ISTANBUL: A court sentenced Turkish journalist Ali Unal to 19 years in jail on Wednesday on a charge of being a leader in the network accused of carrying out a failed coup in July 2016, the state-owned Anadolu news agency reported.
The ruling followed a sustained crackdown in the wake of the coup attempt, but also came amid steps by the government that appear aimed at improving ties with the US and Europe, strained by the sweeping campaign of arrests.
Unal was chief writer at the now-defunct Zaman newspaper, widely seen as the flagship media outlet for the network of US-based cleric Fethullah Gulen, whom Ankara says orchestrated the attempted putsch. Gulen denies any involvement.

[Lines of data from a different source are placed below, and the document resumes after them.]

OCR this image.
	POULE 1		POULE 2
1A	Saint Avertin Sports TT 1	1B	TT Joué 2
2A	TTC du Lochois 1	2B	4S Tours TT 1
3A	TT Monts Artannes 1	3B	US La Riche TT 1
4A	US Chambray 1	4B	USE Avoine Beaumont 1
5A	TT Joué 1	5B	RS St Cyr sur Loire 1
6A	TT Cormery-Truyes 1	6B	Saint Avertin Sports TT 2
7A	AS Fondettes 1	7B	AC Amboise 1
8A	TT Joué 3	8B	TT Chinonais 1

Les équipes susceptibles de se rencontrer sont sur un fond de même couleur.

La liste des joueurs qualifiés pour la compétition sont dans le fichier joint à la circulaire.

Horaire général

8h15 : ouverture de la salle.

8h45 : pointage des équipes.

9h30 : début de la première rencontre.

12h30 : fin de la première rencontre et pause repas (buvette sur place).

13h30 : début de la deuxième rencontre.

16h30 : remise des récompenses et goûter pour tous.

Speaking by video link from jail to the court in the western province of Usak, Unal denied being a founder or leader of the network and denied involvement in the putsch, Anadolu said.
“I have no link with any terrorist organization,” he said, adding that he had spoken five or six times to Gulen and that he was being tried over his writing.
He was sentenced to 19 years and six months for “leading an armed terrorist group.” Six other Zaman journalists were convicted on similar charges in July.
About 250 people were killed in the coup attempt and in the subsequent crackdown, Turkey jailed 77,000 people pending trial. Authorities also sacked or suspended 150,000 civil servants and military personnel and shut down dozens of media outlets.Illustrating the scale of its actions, Foreign Minister Mevlut Cavusoglu said on Wednesday his ministry had dismissed 23 percent of its career personnel over links to Gulen.
Turkish President Recep Tayyip Erdogan has said some journalists helped nurture terrorists with their writing, and that the crackdown is needed to ensure stability in a NATO member bordering Syria, Iraq and Iran. Critics say Erdogan has used the crackdown to muzzle dissent and increase his own power. The European Union, which Turkey aspires to join, has also criticized the crackdown. The verdict came a day after another court threw out the conviction of former Wall Street Journal reporter Ayla Albayrak, annulling a verdict sentencing her to two years in prison in absentia on charges of carrying out propaganda for Kurdish militants.